Tuesday, 16 May 2017

Finding deleted files and summing all numbers in a column


Here are two handy things, which can be combined in to one!

First, is there a mismatch between what du says is used on disk and what df is reporting as used? Well you probably have some processes holding open deleted files, the links will be removed so du will be unable to sum their size, but since they're still allocated on disk then df will report it as used space.

You often see this with log files where someone has gone in to clean up files due to a disk space alert, but the process is still writing to those files. As an aside, it's better avoid this whole situation and use >logfile.name to truncate a file rather than rm to delete the file on a process you're unable to restart right away.

Point one, find the deleted files, you can do this easily with:

sudo lsof | grep deleted

Also if you know which process is holding open the files then you can use the proc filesystem and look in the processes fd directory, the links will have (deleted) after their names if they are removed. Historical tip: The flash plugin used to protect streaming videos (such as youtube) by saving the file in /tmp and then deleting the file. You could just go in to proc and retrieve it if you like, that's changed now of course with HTML5 and DRM. Anyway back on topic.

The second part of this is: now I have the list of deleted files how do I sum up all the size values to see how much disk space is used?

Here you can use awk to extract column, paste to remove the newline and put '+' in it's place (awk can probably do this, but this is easier for me to remember), then pipe that in to bc to get a total:

sudo lsof | grep deleted | awk '{ print $7}' | paste -sd+ | bc

Easy. That number should be the same as the mismatch between du and df values.

Wednesday, 10 May 2017

Tar and rename files using substring replacement

In my day to day I'm asked to tar up logs quite often, but often from hosts which have the same log file names. I've got this little snippet saved that can rename the log file paths in the tar file so we don't clobber log files when extracting at the destination end.

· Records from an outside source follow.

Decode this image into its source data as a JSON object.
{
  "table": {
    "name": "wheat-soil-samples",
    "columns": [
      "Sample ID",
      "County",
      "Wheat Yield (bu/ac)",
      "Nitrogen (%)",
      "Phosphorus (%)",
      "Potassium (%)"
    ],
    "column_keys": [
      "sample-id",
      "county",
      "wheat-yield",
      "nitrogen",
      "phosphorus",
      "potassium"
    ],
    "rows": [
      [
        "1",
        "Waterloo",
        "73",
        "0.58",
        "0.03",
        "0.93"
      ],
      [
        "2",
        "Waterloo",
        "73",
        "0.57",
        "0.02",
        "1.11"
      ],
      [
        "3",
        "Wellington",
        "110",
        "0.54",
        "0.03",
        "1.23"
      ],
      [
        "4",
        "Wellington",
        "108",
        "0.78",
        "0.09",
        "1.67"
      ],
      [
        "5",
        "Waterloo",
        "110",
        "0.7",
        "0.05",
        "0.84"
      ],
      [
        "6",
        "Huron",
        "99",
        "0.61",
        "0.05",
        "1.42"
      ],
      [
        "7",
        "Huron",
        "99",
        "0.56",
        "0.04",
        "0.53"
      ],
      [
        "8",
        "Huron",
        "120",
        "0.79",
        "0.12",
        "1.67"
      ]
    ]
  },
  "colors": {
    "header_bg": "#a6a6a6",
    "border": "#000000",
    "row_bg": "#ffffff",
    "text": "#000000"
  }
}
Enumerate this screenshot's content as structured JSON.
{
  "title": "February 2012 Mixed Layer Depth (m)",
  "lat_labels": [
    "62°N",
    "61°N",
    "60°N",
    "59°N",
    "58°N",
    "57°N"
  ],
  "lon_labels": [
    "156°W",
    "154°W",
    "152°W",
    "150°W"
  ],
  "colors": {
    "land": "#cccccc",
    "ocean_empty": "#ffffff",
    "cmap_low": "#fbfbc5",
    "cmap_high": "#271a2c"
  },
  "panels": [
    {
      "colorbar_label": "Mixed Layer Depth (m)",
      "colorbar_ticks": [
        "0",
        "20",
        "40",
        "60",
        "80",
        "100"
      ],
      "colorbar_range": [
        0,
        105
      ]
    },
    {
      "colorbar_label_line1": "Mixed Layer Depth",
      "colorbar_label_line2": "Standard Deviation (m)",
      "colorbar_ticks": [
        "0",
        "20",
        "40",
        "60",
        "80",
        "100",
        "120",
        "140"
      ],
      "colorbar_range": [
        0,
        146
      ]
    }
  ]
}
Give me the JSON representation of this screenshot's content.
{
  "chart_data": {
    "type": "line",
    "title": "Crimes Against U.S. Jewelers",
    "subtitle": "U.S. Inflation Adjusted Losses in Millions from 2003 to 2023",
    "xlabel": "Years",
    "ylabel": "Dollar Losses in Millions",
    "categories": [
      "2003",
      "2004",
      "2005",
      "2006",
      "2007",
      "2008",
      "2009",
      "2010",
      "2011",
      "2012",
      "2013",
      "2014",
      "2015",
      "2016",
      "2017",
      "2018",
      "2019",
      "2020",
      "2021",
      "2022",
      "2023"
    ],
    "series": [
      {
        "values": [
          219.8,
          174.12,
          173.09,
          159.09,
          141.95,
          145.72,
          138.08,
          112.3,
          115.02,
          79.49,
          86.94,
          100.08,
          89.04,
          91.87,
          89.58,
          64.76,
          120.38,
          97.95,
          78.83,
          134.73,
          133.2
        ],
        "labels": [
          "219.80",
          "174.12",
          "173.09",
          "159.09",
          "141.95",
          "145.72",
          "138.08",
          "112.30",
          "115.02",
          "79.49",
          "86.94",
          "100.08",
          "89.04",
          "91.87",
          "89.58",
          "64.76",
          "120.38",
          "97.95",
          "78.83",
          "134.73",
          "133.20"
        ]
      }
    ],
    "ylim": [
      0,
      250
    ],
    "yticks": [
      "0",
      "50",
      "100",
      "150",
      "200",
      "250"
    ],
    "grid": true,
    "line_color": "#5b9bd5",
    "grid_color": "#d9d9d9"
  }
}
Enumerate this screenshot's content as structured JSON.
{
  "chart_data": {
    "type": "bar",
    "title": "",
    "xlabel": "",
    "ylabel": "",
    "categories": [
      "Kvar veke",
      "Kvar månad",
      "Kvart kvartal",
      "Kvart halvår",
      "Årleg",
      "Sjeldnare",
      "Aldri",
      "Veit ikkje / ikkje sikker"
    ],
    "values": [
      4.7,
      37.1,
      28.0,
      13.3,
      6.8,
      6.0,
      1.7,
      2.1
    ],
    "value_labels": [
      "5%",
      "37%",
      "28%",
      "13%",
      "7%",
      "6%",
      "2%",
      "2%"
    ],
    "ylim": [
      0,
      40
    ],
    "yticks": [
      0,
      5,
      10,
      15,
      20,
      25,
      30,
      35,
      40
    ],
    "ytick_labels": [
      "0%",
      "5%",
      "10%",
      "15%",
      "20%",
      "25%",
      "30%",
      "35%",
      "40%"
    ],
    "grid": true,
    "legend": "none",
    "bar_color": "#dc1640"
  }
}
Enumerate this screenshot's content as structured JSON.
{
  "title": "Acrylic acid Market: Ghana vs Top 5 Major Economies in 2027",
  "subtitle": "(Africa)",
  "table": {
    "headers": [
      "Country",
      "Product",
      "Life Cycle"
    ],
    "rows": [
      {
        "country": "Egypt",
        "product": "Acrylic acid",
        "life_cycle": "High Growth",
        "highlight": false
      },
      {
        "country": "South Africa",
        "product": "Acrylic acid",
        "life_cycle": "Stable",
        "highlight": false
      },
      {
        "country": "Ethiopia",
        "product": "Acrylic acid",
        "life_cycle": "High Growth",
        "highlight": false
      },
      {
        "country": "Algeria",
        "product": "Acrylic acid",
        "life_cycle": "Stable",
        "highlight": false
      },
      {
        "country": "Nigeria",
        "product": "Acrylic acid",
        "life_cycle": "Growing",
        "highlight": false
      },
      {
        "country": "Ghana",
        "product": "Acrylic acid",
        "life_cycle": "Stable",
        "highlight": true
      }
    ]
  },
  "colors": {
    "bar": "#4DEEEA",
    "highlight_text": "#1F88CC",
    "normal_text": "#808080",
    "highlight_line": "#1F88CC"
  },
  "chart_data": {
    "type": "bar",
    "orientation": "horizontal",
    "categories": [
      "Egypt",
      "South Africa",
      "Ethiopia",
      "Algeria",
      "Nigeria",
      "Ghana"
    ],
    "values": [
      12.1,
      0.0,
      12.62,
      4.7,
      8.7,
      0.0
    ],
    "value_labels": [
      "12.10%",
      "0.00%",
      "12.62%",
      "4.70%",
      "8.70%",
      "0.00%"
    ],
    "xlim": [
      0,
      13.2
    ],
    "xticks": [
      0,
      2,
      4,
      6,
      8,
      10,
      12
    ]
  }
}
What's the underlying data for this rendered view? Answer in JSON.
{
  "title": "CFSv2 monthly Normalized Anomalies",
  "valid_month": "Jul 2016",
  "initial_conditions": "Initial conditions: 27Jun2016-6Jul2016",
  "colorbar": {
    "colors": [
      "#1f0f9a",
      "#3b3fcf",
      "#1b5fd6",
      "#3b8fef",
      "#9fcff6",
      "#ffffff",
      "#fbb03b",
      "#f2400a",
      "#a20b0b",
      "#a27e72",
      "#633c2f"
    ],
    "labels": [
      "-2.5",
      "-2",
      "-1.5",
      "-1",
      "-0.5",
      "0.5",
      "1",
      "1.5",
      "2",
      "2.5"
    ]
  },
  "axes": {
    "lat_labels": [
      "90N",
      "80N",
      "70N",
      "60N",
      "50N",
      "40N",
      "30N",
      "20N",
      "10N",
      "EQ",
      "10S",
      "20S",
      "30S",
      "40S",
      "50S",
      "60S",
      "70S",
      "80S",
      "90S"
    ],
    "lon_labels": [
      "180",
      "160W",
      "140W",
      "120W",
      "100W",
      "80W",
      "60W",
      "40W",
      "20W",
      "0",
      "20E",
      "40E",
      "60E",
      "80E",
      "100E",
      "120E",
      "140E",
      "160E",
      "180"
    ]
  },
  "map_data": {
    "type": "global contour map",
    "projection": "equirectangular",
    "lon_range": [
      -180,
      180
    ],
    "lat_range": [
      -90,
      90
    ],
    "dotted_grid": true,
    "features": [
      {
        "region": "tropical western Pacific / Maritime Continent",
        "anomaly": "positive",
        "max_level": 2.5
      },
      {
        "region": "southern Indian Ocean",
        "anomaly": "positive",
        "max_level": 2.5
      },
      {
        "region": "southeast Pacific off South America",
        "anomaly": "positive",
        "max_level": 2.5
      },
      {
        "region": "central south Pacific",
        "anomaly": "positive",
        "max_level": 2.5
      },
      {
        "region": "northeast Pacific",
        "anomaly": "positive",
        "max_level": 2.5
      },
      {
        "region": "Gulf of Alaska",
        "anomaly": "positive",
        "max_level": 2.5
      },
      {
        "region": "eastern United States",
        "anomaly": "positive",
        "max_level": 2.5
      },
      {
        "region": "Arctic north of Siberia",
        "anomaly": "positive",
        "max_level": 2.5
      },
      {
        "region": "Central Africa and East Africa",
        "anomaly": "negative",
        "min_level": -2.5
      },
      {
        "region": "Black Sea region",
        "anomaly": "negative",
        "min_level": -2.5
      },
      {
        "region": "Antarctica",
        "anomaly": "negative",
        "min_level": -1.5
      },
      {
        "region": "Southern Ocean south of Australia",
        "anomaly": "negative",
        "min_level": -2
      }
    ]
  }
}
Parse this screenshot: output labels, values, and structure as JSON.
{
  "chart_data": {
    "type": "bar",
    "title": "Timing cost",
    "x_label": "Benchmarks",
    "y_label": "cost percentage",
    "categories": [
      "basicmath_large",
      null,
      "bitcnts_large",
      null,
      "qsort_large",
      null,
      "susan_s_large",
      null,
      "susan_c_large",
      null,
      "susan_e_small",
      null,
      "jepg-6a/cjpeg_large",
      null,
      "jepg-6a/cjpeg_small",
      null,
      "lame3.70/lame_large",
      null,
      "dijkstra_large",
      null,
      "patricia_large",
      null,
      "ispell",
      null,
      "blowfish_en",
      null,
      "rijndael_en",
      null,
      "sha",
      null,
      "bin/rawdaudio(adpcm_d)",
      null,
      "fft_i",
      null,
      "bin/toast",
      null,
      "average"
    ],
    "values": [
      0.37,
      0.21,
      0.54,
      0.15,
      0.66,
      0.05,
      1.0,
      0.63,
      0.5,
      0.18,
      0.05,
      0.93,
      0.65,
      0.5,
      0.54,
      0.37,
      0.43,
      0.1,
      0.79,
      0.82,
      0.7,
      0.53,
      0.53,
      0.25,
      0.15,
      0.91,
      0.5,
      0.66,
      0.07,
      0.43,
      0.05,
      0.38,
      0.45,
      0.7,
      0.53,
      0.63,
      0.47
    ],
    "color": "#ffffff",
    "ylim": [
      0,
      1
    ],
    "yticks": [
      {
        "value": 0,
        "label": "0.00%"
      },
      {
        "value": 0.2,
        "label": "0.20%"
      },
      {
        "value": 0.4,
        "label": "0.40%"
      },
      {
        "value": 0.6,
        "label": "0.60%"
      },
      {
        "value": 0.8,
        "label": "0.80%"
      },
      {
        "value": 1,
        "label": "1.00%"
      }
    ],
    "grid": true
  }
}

find /var/log/jbossas/standalone -mtime -1 -type f -print | \
   xargs tar --transform 'flags=r;s|var/log/jbossas/standalone|${hostname}|' \
   -cvf /var/tmp/logs_$(hostname)_$(date +%Y%m%d).tgz

The first part of the command is running find and looking for any files that are modified in the past 24 hours (use -daystart for the past day). We print any filenames found and pass that to xargs, which will then run tar and add the files to the output tar file. However in the middle is this transform option, it's doing a simple substring replacement of "var/log/jbossas/standalone" with "$(hostname)".

And that's it. Simple tar filename transformation.

This is of course completely ignoring solutions like splunk or greylog, but often vendors want their raw log files to look at.

Extract start/end dates of SSL certificates across a list of servers

This openssl command will extract the certificate start and end dates from a server:

HOST=randomnamehost.com
openssl s_client -showcerts -connect ${HOST}:443 </dev/null 2>/dev/null | \
openssl x509 -noout -dates

This is useful to extract the dates for monitoring/checking (although, about 1000 other solutions could work too).

Here's a quick application of that in a loop to check a list of servers I have saved:

for HOST in $(cat /host/name/file); do
echo "==========="
echo $HOST
openssl s_client -showcerts -connect ${host}:443 </dev/null 2>/dev/null | \
openssl x509 -noout -dates
done
There's most likely a python module to do the same which would make comparing dates easier in a monitoring script. I should look for one.